From the dawn of the nuclear age, researchers recognized that the risks posed to nuclear weapons workers over time were poorly understood. Robert Stone, head of the health division of the Manhattan Project, noted shortly after World War II that worker radiation protection ... rested on rather poor experimental evidence." He concluded, "The whole clinical study of the personnel is one vast experiment. Never before has so large a collection of individuals been exposed to so much irradiation."
Beginning in the mid-1970s, studies of DOE workers engendered considerable controversy, in large part because of concerns over the DOE's conflict of interest as an employer. The person who sparked the controversy was Mancuso, a quiet, unassuming researcher. The Atomic Energy Commission approached Mancuso in 1964 to study the potential long-term health impact on workers at several government nuclear facilities. As an AEC advisor described it, "Much of the motivation for starting this study arose from the 'political need' for assurance that AEC employees were not suffering harmful effects."
But instead of reducing pressures in the AEC, the research Mancuso did with Stewart and Kneale only exacerbated matters. Indeed, the DOE, the AEC's successor, expressed its ingratitude for their groundbreaking work by terminating their research contract.

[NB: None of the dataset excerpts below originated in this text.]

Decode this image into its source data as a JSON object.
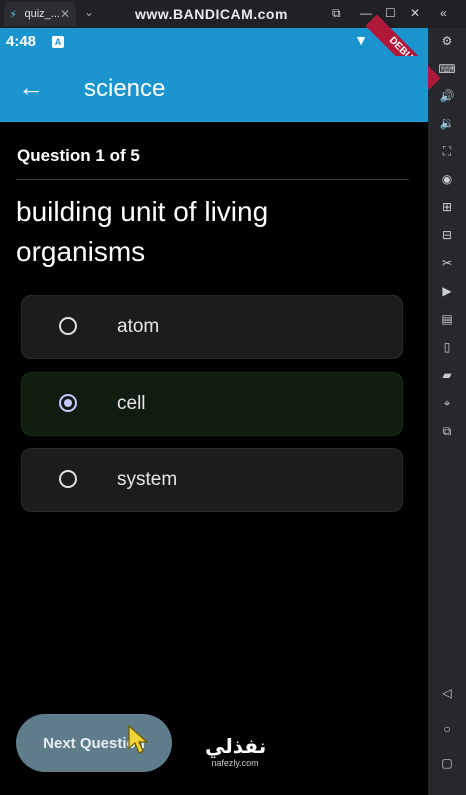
{
  "window": {
    "tab_title": "quiz_...",
    "watermark": "www.BANDICAM.com"
  },
  "statusbar": {
    "time": "4:48",
    "debug_banner": "DEBUG"
  },
  "appbar": {
    "title": "science"
  },
  "quiz": {
    "progress_label": "Question 1 of 5",
    "question": "building unit of living organisms",
    "options": [
      {
        "label": "atom",
        "selected": false
      },
      {
        "label": "cell",
        "selected": true
      },
      {
        "label": "system",
        "selected": false
      }
    ],
    "next_button": "Next Question"
  },
  "overlay": {
    "brand_arabic": "نفذلي",
    "brand_domain": "nafezly.com"
  },
  "colors": {
    "appbar": "#1b95d0",
    "selected_option": "#0f1d10",
    "button": "#5f7c8a"
  }
}
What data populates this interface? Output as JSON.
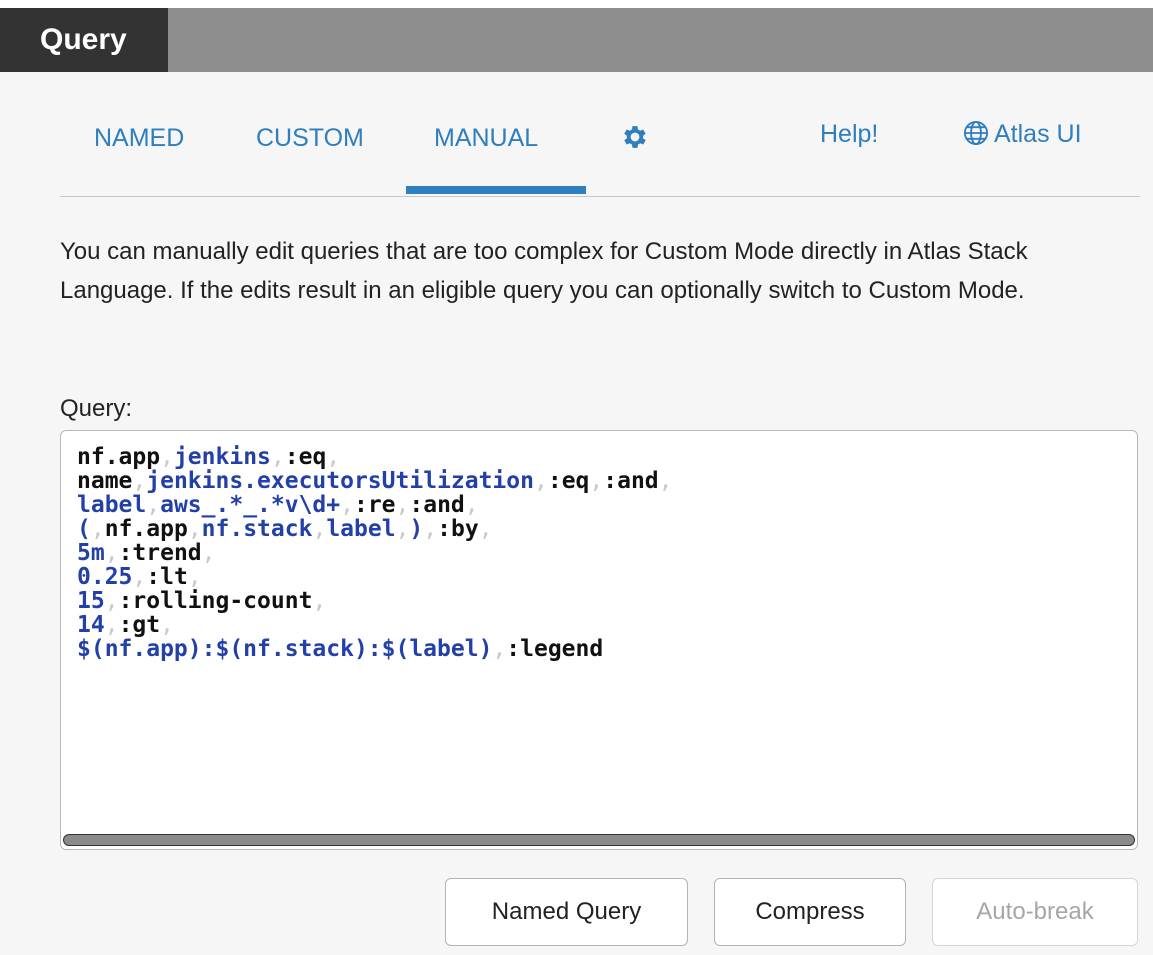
{
  "header": {
    "title": "Query"
  },
  "tabs": {
    "named": "NAMED",
    "custom": "CUSTOM",
    "manual": "MANUAL",
    "settings_icon": "gear-icon",
    "help": "Help!",
    "atlas_icon": "globe-icon",
    "atlas": "Atlas UI",
    "active": "MANUAL"
  },
  "description": "You can manually edit queries that are too complex for Custom Mode directly in Atlas Stack Language. If the edits result in an eligible query you can optionally switch to Custom Mode.",
  "query": {
    "label": "Query:",
    "lines": [
      [
        [
          "w",
          "nf.app"
        ],
        [
          "c",
          ","
        ],
        [
          "v",
          "jenkins"
        ],
        [
          "c",
          ","
        ],
        [
          "w",
          ":eq"
        ],
        [
          "c",
          ","
        ]
      ],
      [
        [
          "w",
          "name"
        ],
        [
          "c",
          ","
        ],
        [
          "v",
          "jenkins.executorsUtilization"
        ],
        [
          "c",
          ","
        ],
        [
          "w",
          ":eq"
        ],
        [
          "c",
          ","
        ],
        [
          "w",
          ":and"
        ],
        [
          "c",
          ","
        ]
      ],
      [
        [
          "v",
          "label"
        ],
        [
          "c",
          ","
        ],
        [
          "v",
          "aws_.*_.*v\\d+"
        ],
        [
          "c",
          ","
        ],
        [
          "w",
          ":re"
        ],
        [
          "c",
          ","
        ],
        [
          "w",
          ":and"
        ],
        [
          "c",
          ","
        ]
      ],
      [
        [
          "v",
          "("
        ],
        [
          "c",
          ","
        ],
        [
          "w",
          "nf.app"
        ],
        [
          "c",
          ","
        ],
        [
          "v",
          "nf.stack"
        ],
        [
          "c",
          ","
        ],
        [
          "v",
          "label"
        ],
        [
          "c",
          ","
        ],
        [
          "v",
          ")"
        ],
        [
          "c",
          ","
        ],
        [
          "w",
          ":by"
        ],
        [
          "c",
          ","
        ]
      ],
      [
        [
          "v",
          "5m"
        ],
        [
          "c",
          ","
        ],
        [
          "w",
          ":trend"
        ],
        [
          "c",
          ","
        ]
      ],
      [
        [
          "v",
          "0.25"
        ],
        [
          "c",
          ","
        ],
        [
          "w",
          ":lt"
        ],
        [
          "c",
          ","
        ]
      ],
      [
        [
          "v",
          "15"
        ],
        [
          "c",
          ","
        ],
        [
          "w",
          ":rolling-count"
        ],
        [
          "c",
          ","
        ]
      ],
      [
        [
          "v",
          "14"
        ],
        [
          "c",
          ","
        ],
        [
          "w",
          ":gt"
        ],
        [
          "c",
          ","
        ]
      ],
      [
        [
          "v",
          "$(nf.app):$(nf.stack):$(label)"
        ],
        [
          "c",
          ","
        ],
        [
          "w",
          ":legend"
        ]
      ]
    ]
  },
  "buttons": {
    "named_query": "Named Query",
    "compress": "Compress",
    "auto_break": "Auto-break"
  },
  "colors": {
    "accent": "#2f7ebd",
    "header_bg": "#333333",
    "header_bar": "#8e8e8e",
    "code_value": "#2340a8",
    "code_comma": "#c8c8c8"
  }
}
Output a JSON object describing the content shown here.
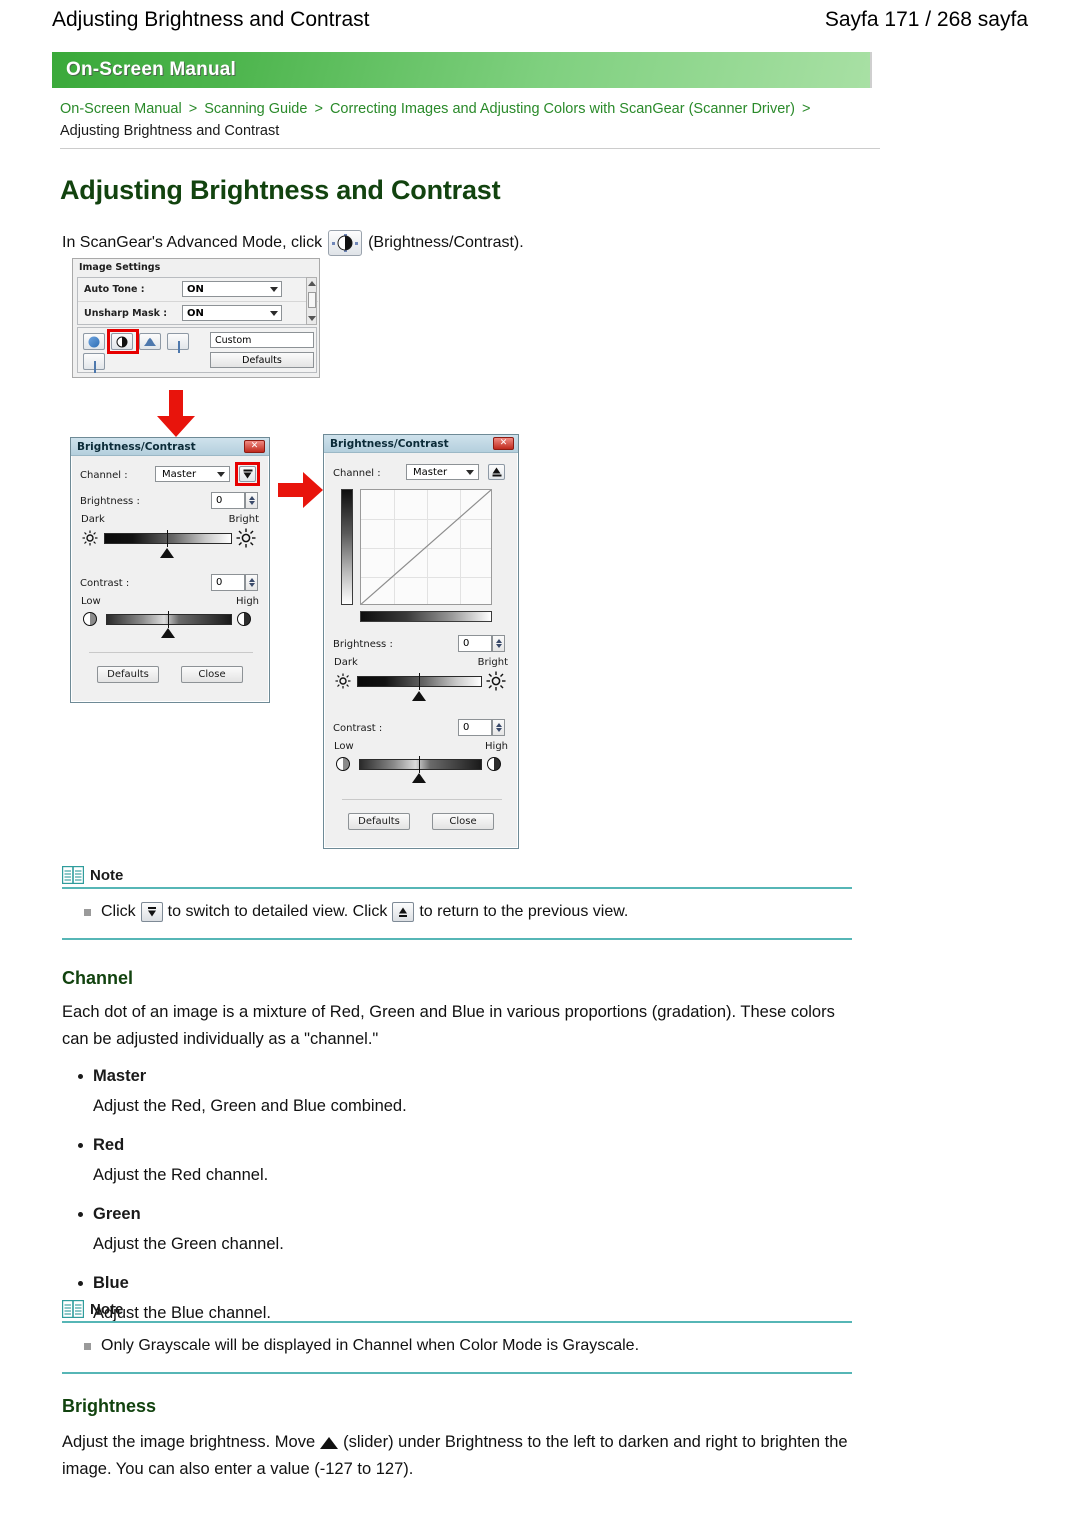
{
  "page_header": {
    "title": "Adjusting Brightness and Contrast",
    "page_count": "Sayfa 171 / 268 sayfa"
  },
  "banner": {
    "label": "On-Screen Manual"
  },
  "breadcrumb": {
    "items": [
      {
        "label": "On-Screen Manual",
        "link": true
      },
      {
        "label": "Scanning Guide",
        "link": true
      },
      {
        "label": "Correcting Images and Adjusting Colors with ScanGear (Scanner Driver)",
        "link": true
      }
    ],
    "separator": ">",
    "trailing_separator": ">",
    "current": "Adjusting Brightness and Contrast"
  },
  "doc": {
    "title": "Adjusting Brightness and Contrast",
    "intro_before": "In ScanGear's Advanced Mode, click",
    "intro_icon": "brightness-contrast-button-icon",
    "intro_after": "(Brightness/Contrast)."
  },
  "image_settings": {
    "title": "Image Settings",
    "rows": [
      {
        "label": "Auto Tone :",
        "value": "ON"
      },
      {
        "label": "Unsharp Mask :",
        "value": "ON"
      }
    ],
    "tools": [
      {
        "name": "fading-correction-icon"
      },
      {
        "name": "brightness-contrast-icon",
        "highlighted": true
      },
      {
        "name": "histogram-icon"
      },
      {
        "name": "tone-curve-icon"
      },
      {
        "name": "final-review-icon"
      }
    ],
    "preset_value": "Custom",
    "defaults_label": "Defaults"
  },
  "dialog_simple": {
    "title": "Brightness/Contrast",
    "close_glyph": "✕",
    "channel_label": "Channel :",
    "channel_value": "Master",
    "expand_button": "detailed-view-button",
    "brightness_label": "Brightness :",
    "brightness_value": "0",
    "brightness_min_label": "Dark",
    "brightness_max_label": "Bright",
    "contrast_label": "Contrast :",
    "contrast_value": "0",
    "contrast_min_label": "Low",
    "contrast_max_label": "High",
    "defaults_label": "Defaults",
    "close_label": "Close"
  },
  "dialog_detailed": {
    "title": "Brightness/Contrast",
    "close_glyph": "✕",
    "channel_label": "Channel :",
    "channel_value": "Master",
    "collapse_button": "previous-view-button",
    "brightness_label": "Brightness :",
    "brightness_value": "0",
    "brightness_min_label": "Dark",
    "brightness_max_label": "Bright",
    "contrast_label": "Contrast :",
    "contrast_value": "0",
    "contrast_min_label": "Low",
    "contrast_max_label": "High",
    "defaults_label": "Defaults",
    "close_label": "Close"
  },
  "note1": {
    "label": "Note",
    "text_a": "Click",
    "icon_a": "down-arrow-bar-icon",
    "text_b": "to switch to detailed view. Click",
    "icon_b": "up-arrow-bar-icon",
    "text_c": "to return to the previous view."
  },
  "channel_section": {
    "heading": "Channel",
    "paragraph": "Each dot of an image is a mixture of Red, Green and Blue in various proportions (gradation). These colors can be adjusted individually as a \"channel.\"",
    "items": [
      {
        "label": "Master",
        "desc": "Adjust the Red, Green and Blue combined."
      },
      {
        "label": "Red",
        "desc": "Adjust the Red channel."
      },
      {
        "label": "Green",
        "desc": "Adjust the Green channel."
      },
      {
        "label": "Blue",
        "desc": "Adjust the Blue channel."
      }
    ]
  },
  "note2": {
    "label": "Note",
    "text": "Only Grayscale will be displayed in Channel when Color Mode is Grayscale."
  },
  "brightness_section": {
    "heading": "Brightness",
    "text_a": "Adjust the image brightness. Move",
    "icon": "slider-triangle-icon",
    "text_b": "(slider) under Brightness to the left to darken and right to brighten the image. You can also enter a value (-127 to 127)."
  },
  "colors": {
    "heading_green": "#12430f",
    "link_green": "#2a8a2a",
    "note_teal": "#56b6b6",
    "arrow_red": "#e60000",
    "banner_green": "#4db54d"
  }
}
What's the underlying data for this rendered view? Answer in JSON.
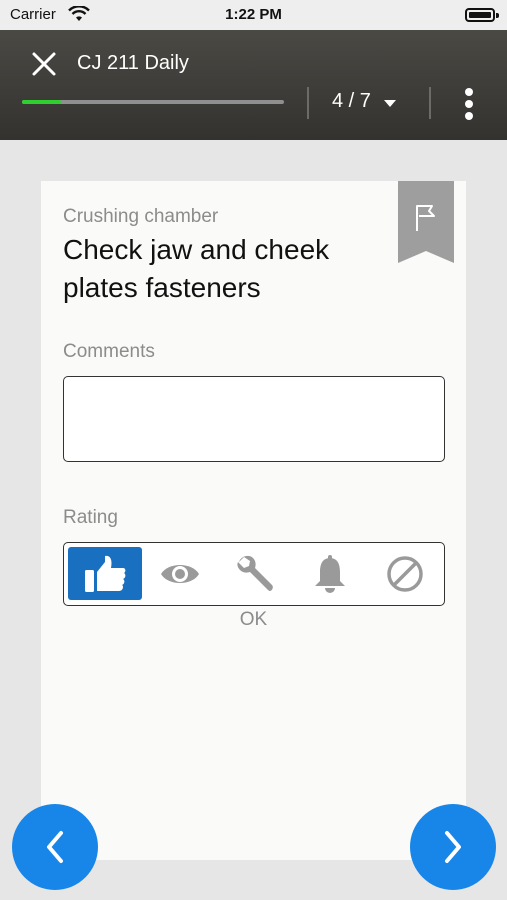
{
  "status_bar": {
    "carrier": "Carrier",
    "time": "1:22 PM"
  },
  "header": {
    "title": "CJ 211 Daily",
    "step_indicator": "4 / 7",
    "progress_fraction": 0.15,
    "progress_color": "#2fcf2f"
  },
  "task": {
    "category": "Crushing chamber",
    "title": "Check jaw and cheek plates fasteners",
    "comments_label": "Comments",
    "comments_value": "",
    "rating_label": "Rating",
    "rating_options": [
      {
        "icon": "thumbs-up-icon",
        "selected": true
      },
      {
        "icon": "eye-icon",
        "selected": false
      },
      {
        "icon": "wrench-icon",
        "selected": false
      },
      {
        "icon": "bell-icon",
        "selected": false
      },
      {
        "icon": "prohibited-icon",
        "selected": false
      }
    ],
    "rating_caption": "OK"
  },
  "colors": {
    "accent": "#1a70c0",
    "fab": "#1886e8",
    "header": "#3d3c38"
  },
  "navigation": {
    "previous_icon": "chevron-left-icon",
    "next_icon": "chevron-right-icon"
  }
}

In 1990, the DOE was forced by Congress to turn over data from other DOE sites to Stewart, who had, along with her colleagues, continued the research with independent funding. The same year, also as a result of congressional pressure and a growing lack of public trust, the DOE entered into a formal agreement with the Department of Health and Human Services to manage and conduct DOE worker health studies. Yet these studies have been obscured from public attention, largely because the controversy within the DOE had died down.
As the DOE confronts its nuclear legacy, the pattern established by Curie is repeating itself. First, the early warning signs appear -- as when young journalist Florence Pfaltzgraph in 1926 told Curie about the young women at a radium plant in Essex, N.J., who were dying from necrosis of the jaw after blithely ingesting deadly amounts of radium, which their managers had told them would add to their vitality.
Today, the signs are still either ignored or attacked as not being credible. Then official disbelief sets in until the evidence becomes overwhelming. (Curie herself refused to accept that radiation had anything to do with the New Jersey tragedies, only to die herself less than a decade later of bone marrow cancer.) By the time officials acknowledge the problem, it's too late.
Even though the American victims of the Cold War have a powerful supporter in Energy Secretary Richardson, he will soon be gone, perhaps even before the end of the Clinton adminstration. In his wake, many questions will remain: Will the next energy secretary be as committed as Richardson to helping the sick workers? Even if Congress enacts compensation legislation this year, will it be enough? And will Congress be willing to continue the program next year? If the DOE is allowed to decide on compensation, will sick workers get as much priority in the next administration as nuclear weapons production and environmental cleanup? What form of justice, if any, will America's Cold War veterans ultimately get?